Table of Contents
CS nVidia
Source for the nVidia puppet module can be found in gitlab: http://coresrv03.cs.virginia.edu:8081/puppet/puppet-csnvidia (scroll to bottom of page for README.md)
The csnvidia module will manage the installation of nvidia drivers on CentOS servers.
Puppet Concepts
For a host to have the nvidia applied, we must create a host manifest on the puppet server (if one doesn't already exist) and include csnvidia
from the manifest
Host manifests for the production environment are located on coresrv04
in the directory /etc/puppetlabs/code/environments/production/manifests
. Contents of this directory are tracked via a git repository in gitlab located here.

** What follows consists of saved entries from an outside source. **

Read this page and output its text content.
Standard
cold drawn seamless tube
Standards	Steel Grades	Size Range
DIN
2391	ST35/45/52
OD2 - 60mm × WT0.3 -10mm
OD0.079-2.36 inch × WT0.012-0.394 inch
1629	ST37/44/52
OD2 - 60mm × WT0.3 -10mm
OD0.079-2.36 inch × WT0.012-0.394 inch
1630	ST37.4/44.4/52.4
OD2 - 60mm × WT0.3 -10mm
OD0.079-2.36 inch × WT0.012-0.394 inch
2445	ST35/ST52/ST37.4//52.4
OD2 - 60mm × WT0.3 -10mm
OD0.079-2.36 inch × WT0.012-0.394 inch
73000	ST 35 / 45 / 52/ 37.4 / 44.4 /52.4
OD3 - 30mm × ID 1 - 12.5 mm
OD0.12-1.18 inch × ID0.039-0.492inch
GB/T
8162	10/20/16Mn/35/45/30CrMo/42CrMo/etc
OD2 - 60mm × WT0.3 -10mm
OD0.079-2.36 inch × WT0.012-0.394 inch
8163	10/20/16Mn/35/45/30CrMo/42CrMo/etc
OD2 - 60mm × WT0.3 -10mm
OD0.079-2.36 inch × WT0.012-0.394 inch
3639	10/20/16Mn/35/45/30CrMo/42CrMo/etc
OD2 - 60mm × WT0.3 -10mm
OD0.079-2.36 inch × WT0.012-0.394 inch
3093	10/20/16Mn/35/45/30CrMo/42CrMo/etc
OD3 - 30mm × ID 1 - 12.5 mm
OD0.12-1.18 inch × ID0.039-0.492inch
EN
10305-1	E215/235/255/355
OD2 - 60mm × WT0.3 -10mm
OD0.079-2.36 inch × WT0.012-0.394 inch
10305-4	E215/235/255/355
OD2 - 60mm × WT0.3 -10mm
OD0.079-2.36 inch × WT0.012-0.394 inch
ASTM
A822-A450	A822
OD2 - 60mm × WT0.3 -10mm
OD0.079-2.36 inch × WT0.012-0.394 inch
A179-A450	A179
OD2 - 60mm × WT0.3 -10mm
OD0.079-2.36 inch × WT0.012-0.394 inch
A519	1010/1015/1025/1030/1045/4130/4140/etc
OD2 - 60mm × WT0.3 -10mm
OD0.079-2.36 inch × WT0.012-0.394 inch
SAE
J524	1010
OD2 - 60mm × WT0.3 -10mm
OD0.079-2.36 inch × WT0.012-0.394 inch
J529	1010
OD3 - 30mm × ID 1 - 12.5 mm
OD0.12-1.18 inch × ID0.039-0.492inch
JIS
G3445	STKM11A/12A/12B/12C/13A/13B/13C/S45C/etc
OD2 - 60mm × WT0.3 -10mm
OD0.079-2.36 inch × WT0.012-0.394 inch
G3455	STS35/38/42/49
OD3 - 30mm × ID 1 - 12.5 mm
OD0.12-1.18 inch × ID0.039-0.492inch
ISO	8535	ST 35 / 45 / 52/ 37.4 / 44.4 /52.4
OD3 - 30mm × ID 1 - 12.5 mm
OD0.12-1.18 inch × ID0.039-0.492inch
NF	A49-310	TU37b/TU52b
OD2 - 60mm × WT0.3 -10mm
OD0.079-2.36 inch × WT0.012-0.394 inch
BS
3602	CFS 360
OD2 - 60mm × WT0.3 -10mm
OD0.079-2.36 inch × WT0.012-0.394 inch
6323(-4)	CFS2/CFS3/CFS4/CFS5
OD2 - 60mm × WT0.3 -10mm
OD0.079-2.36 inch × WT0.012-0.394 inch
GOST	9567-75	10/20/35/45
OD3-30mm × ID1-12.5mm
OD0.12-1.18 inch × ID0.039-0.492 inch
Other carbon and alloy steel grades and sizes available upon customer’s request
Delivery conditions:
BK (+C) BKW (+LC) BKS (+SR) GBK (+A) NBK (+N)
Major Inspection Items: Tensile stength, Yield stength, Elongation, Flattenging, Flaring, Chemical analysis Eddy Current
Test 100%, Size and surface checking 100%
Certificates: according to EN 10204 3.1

From the manifests directory you will see a listing of files named after servers or groups of servers:
[root@coresrv04 manifests]# pwd /etc/puppetlabs/code/environments/production/manifests [root@coresrv04 manifests]# ls ai.pp bigdata.pp granger.pp qcuda.pp samba.pp andromeda.pp bigvision.pp labsrv.pp Readme-Default-Linux.pp.txt site.pp applecake.pp deep.pp lynx.pp Readme.md trillian.pp automata.pp doppio.pp prediction.pp recognition.pp vision.pp [root@coresrv04 manifests]#
You will find two files with more information on host manifests, Readme.md
and Readme-Default-Linux.pp.txt
. Readme-Default-Linux.pp.txt
contains the current default manifest for Linux servers.
Applying the Module
Log into coresrv04
and cd
into the host manifests directory and create a file for the host(s) you need to manage:
[root@coresrv04 ~]# cd /etc/puppetlabs/code/environments/production/manifests [root@coresrv04 manifests]# emacs -nw hostname.pp
For a single host, write the following file
node hostname { include csnfs include cslinux include csnvidia }
For a group of hosts where all hosts share the same name (with trailing numbers) use the following entry that uses regex matching:
node /hostname[0-9][0-9]/ { include csnfs include cslinux include csnvidia }
After adding the host manifest, the next time our target host runs the puppet agent, the csnvidia class will be applied. You can either wait for the server to do this automatically, or we can log into the server and run puppet agent -t
from a root shell.
Final Steps
The first time a server has the csnvidia class applied, it will need to be rebooted once before the drivers will work. This is due to the default nouveau
kernel module conflicting with the nvidia kernel module. You will not be able to load the nvidia modules until the nouveau
module is unloaded.
Once you are done creating the manifest, add the file to git and push your changes to gitlab:
[root@coresrv04 manifests]# git add ./applecake.pp [root@coresrv04 manifests]# git commit -m "Host entry for applecake -ktm5j" [root@coresrv04 manifests]# git push Everything up-to-date
Git will tell you things you may not care about. If you run the commands above and receive scary looking output, it may not be an error.